Of $25.66 million revenue from consumer operations in 2002, largest share is believed to be from royalty payments on shipments of DTS hardware, but royalties paid by IC manufacturers and sales of music content marketed under DTS Entertainment label also are included. However, prospectus had no breakdown on those various activities. Navarre is exclusive U.S. distributor of DTS Entertainment products to major retail accounts, and consultants are used to coordinate sales to independent retailers, prospectus said. Company said it was in process of establishing DTS Entertainment distribution outside U.S., and expected that sales in Asia and Europe would be handled by established distributor in each territory.
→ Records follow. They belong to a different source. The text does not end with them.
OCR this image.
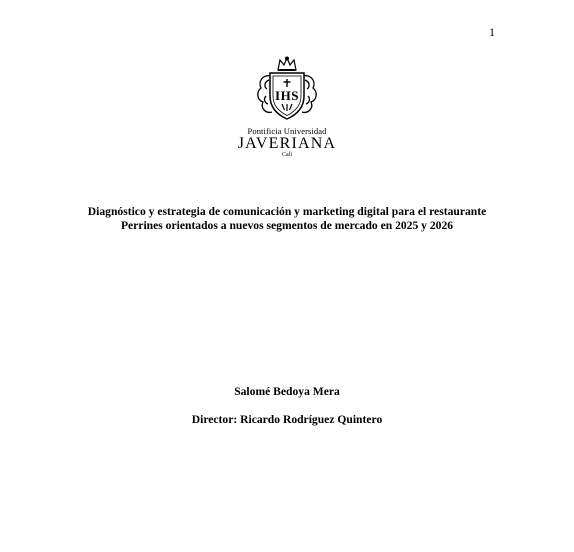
1
IHS
Pontificia Universidad
JAVERIANA
Cali
Diagnóstico y estrategia de comunicación y marketing digital para el restaurante
Perrines orientados a nuevos segmentos de mercado en 2025 y 2026
Salomé Bedoya Mera
Director: Ricardo Rodríguez Quintero
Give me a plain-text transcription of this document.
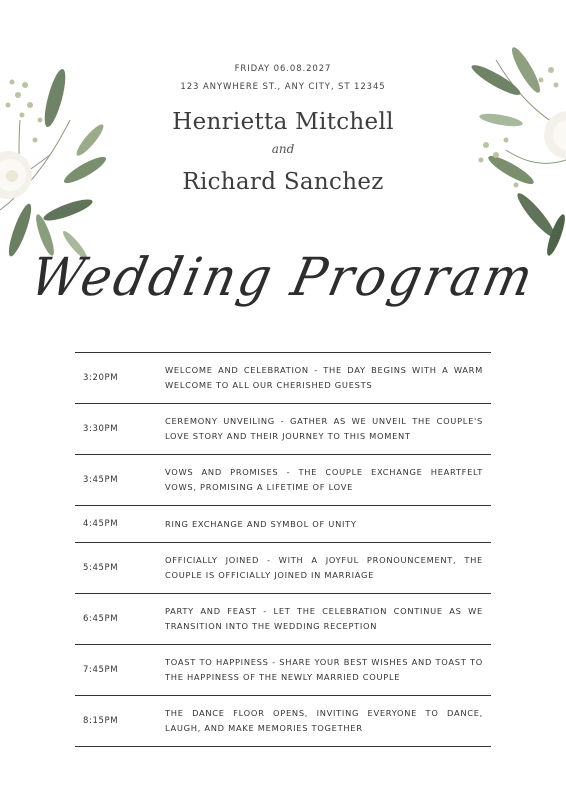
FRIDAY 06.08.2027
123 ANYWHERE ST., ANY CITY, ST 12345
Henrietta Mitchell
and
Richard Sanchez
Wedding Program
3:20PM
WELCOME AND CELEBRATION - THE DAY BEGINS WITH A WARM WELCOME TO ALL OUR CHERISHED GUESTS
3:30PM
CEREMONY UNVEILING - GATHER AS WE UNVEIL THE COUPLE'S LOVE STORY AND THEIR JOURNEY TO THIS MOMENT
3:45PM
VOWS AND PROMISES - THE COUPLE EXCHANGE HEARTFELT VOWS, PROMISING A LIFETIME OF LOVE
4:45PM	RING EXCHANGE AND SYMBOL OF UNITY
5:45PM
OFFICIALLY JOINED - WITH A JOYFUL PRONOUNCEMENT, THE COUPLE IS OFFICIALLY JOINED IN MARRIAGE
6:45PM
PARTY AND FEAST - LET THE CELEBRATION CONTINUE AS WE TRANSITION INTO THE WEDDING RECEPTION
7:45PM
TOAST TO HAPPINESS - SHARE YOUR BEST WISHES AND TOAST TO THE HAPPINESS OF THE NEWLY MARRIED COUPLE
8:15PM
THE DANCE FLOOR OPENS, INVITING EVERYONE TO DANCE, LAUGH, AND MAKE MEMORIES TOGETHER
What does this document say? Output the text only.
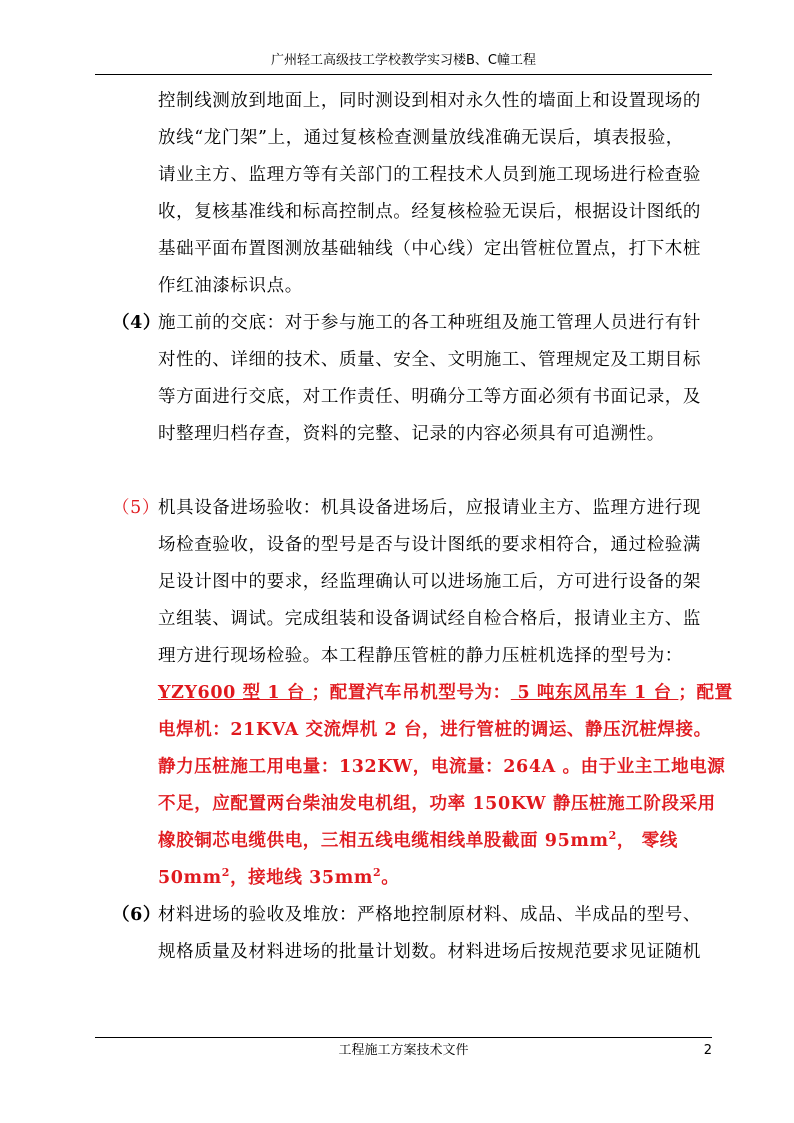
广州轻工高级技工学校教学实习楼B、C幢工程
控制线测放到地面上，同时测设到相对永久性的墙面上和设置现场的
放线“龙门架”上，通过复核检查测量放线准确无误后，填表报验，
请业主方、监理方等有关部门的工程技术人员到施工现场进行检查验
收，复核基准线和标高控制点。经复核检验无误后，根据设计图纸的
基础平面布置图测放基础轴线（中心线）定出管桩位置点，打下木桩
作红油漆标识点。
（4）
施工前的交底：对于参与施工的各工种班组及施工管理人员进行有针
对性的、详细的技术、质量、安全、文明施工、管理规定及工期目标
等方面进行交底，对工作责任、明确分工等方面必须有书面记录，及
时整理归档存查，资料的完整、记录的内容必须具有可追溯性。
（5）
机具设备进场验收：机具设备进场后，应报请业主方、监理方进行现
场检查验收，设备的型号是否与设计图纸的要求相符合，通过检验满
足设计图中的要求，经监理确认可以进场施工后，方可进行设备的架
立组装、调试。完成组装和设备调试经自检合格后，报请业主方、监
理方进行现场检验。本工程静压管桩的静力压桩机选择的型号为：
YZY600 型 1 台 ；配置汽车吊机型号为： 5 吨东风吊车 1 台 ；配置
电焊机：21KVA 交流焊机 2 台，进行管桩的调运、静压沉桩焊接。
静力压桩施工用电量：132KW，电流量：264A 。由于业主工地电源
不足，应配置两台柴油发电机组，功率 150KW 静压桩施工阶段采用
橡胶铜芯电缆供电，三相五线电缆相线单股截面 $95mm^2$， 零线
$50mm^2$，接地线 $35mm^2$。
（6）
材料进场的验收及堆放：严格地控制原材料、成品、半成品的型号、
规格质量及材料进场的批量计划数。材料进场后按规范要求见证随机
工程施工方案技术文件	2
Prospectus said DTS was conceived in 1990 and received “key strategic investment” from Universal and others in 1993, same year first DTS digital multichannel audio soundtrack was created for Spielberg’s Jurassic Park. DTS sold equipment and provided services to Universal worth $364,000, $622,000 and $569,000 in 2000, 2001 and 2002, respectively, and expects to continue to do so “in the normal course of our business,” filing said. Equipment and services supplied to DreamWorks in same 3 years totaled $372,000, $275,000 and $369,000. According to prospectus, a DreamWorks “principal,” not identified, was beneficial owner of L.A.-based Forth Investments LLC, which holds 17.88% share in DTS. It said Forth Investments had been granted warrants to buy 1,149,651 shares of DTS common stock, as had Universal. At our deadline, we were awaiting reply from DTS spokeswoman to our question confirming that unidentified DreamWorks and Forth Investments principal was Spielberg. Meanwhile, largest DTS shareholder, with 33.45% stake, was Weston Presidio Capital II, of Menlo Park, Cal., whose general partner, James McElwee, is a DTS dir. As for key executive compensation, CEO Jon Kirshner drew 2002 salary of $236,538 plus 115,000 shares and long-term options to buy 930,000 shares, filing said. Chmn. Dan Slusser earned $192,308 salary last year plus $100,000 bonus and options for 465,000 shares.
To shore up its sagging theatrical operations, DTS is relying heavily on DTS-CSS (for “Cinema Subtitling System") technology as “key” new product, filing said. Sales generated from DTS-CSS for subtitles, captions and descriptive narration for films have been “immaterial” thus far, although significant DTS-CSS sales and revenue are projected for future. Filing said DTS had signed agreement with unnamed supplier of projection equipment for DTS-CSS under which it was obligated to buy $7.9 million worth of orders in 2-year period ending March 2004, of which it had spent only $1.8 million through Dec. 31, 2002.